What a breathtakingly fantastic film!
I knew very little about this going in (I had not even watched a trailer) — all I knew was that it was a survival tale in Alaska, which didn’t sound that interesting as we’ve seen that sort of thing many times before.
I was a little confused at first, because it starts off awkwardly with flashbacks and such, and I thought that was a severe flaw in the film. But trust me — later on it makes total sense and there are important (and brilliant) reasons why it was done that way. Once the movie gets going and the plane crashes, it’s non-stop drama, terrifically done.
The story is elegantly simple: a group of oil workers on are on a flight to Anchorage when their plane crashes in the Alaskan wilderness in the middle of winter. Only a handful survive and as they struggle to cope with their situation, wolves show up and begin to pick off the men one by one.
This kind of story borrows a ton from Jack London’s stories — you really feel the desperation of the men and the wolves, and the pure fear and adrenaline rush when you see a black night and a pair of glowing eyes appear and then slowly, more and more and more and you realize there’s an entire pack of ravenous wolves just outside the light of your fire.
This is very realistically done, with a lot of variety in how the men die (it’s not just the same thing over and over). While there were a few places — common in films like this — where I wondered why the men didn’t do X or Y, for the most part the men do act rationally and do the right things to survive. (My primary question was: shouldn’t there have been an air marshall on the flight with a gun they could use?)
The film strikes a perfect balance between introspection and humor. My favorite example of this was where one man tells a tender-hearted story about his daughter and another craps on the story with a crude telling of an encounter with a fat prostitute and the first whines, “Here I was telling this heart-warming story about my daughter and you go and ruin it!” Just brilliant.

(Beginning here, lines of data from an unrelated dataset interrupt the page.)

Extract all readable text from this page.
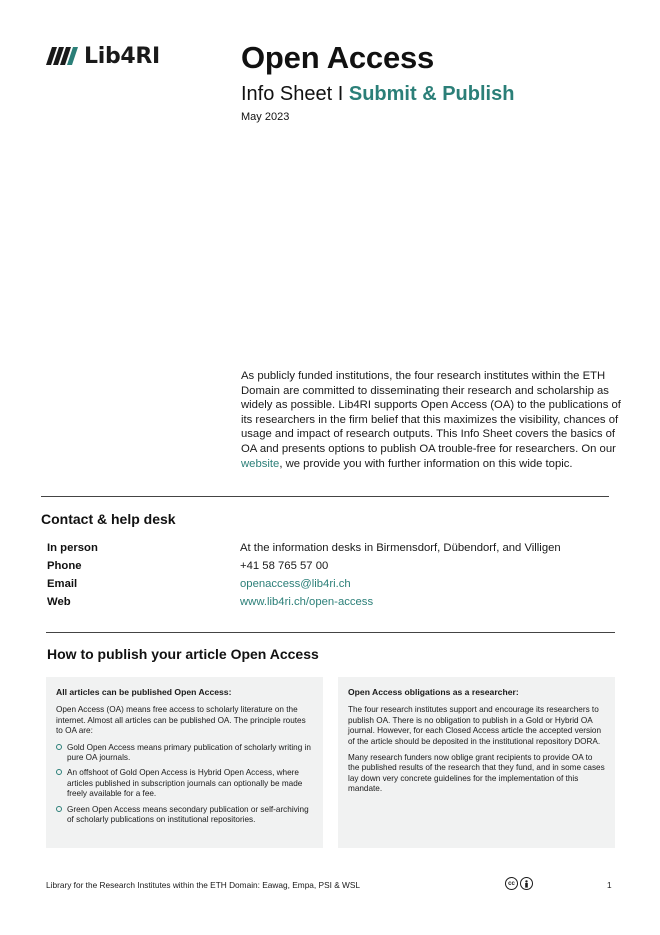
Lib4RI	Open Access
Info Sheet I Submit & Publish
May 2023
As publicly funded institutions, the four research institutes within the ETH Domain are committed to disseminating their research and scholarship as widely as possible. Lib4RI supports Open Access (OA) to the publications of its researchers in the firm belief that this maximizes the visibility, chances of usage and impact of research outputs. This Info Sheet covers the basics of OA and presents options to publish OA trouble-free for researchers. On our website, we provide you with further information on this wide topic.
Contact & help desk
In person	At the information desks in Birmensdorf, Dübendorf, and Villigen
Phone	+41 58 765 57 00
Email	openaccess@lib4ri.ch
Web	www.lib4ri.ch/open-access
How to publish your article Open Access
All articles can be published Open Access:

Open Access (OA) means free access to scholarly literature on the internet. Almost all articles can be published OA. The principle routes to OA are:

Gold Open Access means primary publication of scholarly writing in pure OA journals.
An offshoot of Gold Open Access is Hybrid Open Access, where articles published in subscription journals can optionally be made freely available for a fee.
Green Open Access means secondary publication or self-archiving of scholarly publications on institutional repositories.
Open Access obligations as a researcher:

The four research institutes support and encourage its researchers to publish OA. There is no obligation to publish in a Gold or Hybrid OA journal. However, for each Closed Access article the accepted version of the article should be deposited in the institutional repository DORA.

Many research funders now oblige grant recipients to provide OA to the published results of the research that they fund, and in some cases lay down very concrete guidelines for the implementation of this mandate.

Library for the Research Institutes within the ETH Domain: Eawag, Empa, PSI & WSL	cc	1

Toward the end the film tackles question of God — apropos considering the situation of the men — and I liked the way it was handled with no easy answers.
The performances all around are superb, but I must mention something I rarely discuss: sound design. Whoever did the sound on this film deserves an Oscar, because it is fantastic. Most of the time you really don’t see the wolves — they are just shadows lurking in the trees and you aren’t sure if they are even really there. But you hear them. The variety of sounds is fantastic: crackling of snow and ice, tree branches, growls, grunts, whines, classic howls, snarls, and countless other sounds that will send chills down your spine. Just amazing and a key reason this film will make your palms sweat.
Finally, a spoiler here — don’t read any further if you don’t want an idea of how this film ends. But I cannot discuss this film without comparing it to a film I absolute hated with a passion, The Perfect Storm. That film is a similar tragedy but it was pure depression. There was no point to it. There was no hope, nothing positive, nothing good. This film, while sad, leaves you invigorated. There’s a great line in the film where the main character talks about a life so pure that after living one minute you’re just desperate to live the next minute equally well. That describes the feeling of this film in a nutshell, for I didn’t leave the theatre sad, but wondering how I can live my life to the fullest. That is great filmmaking.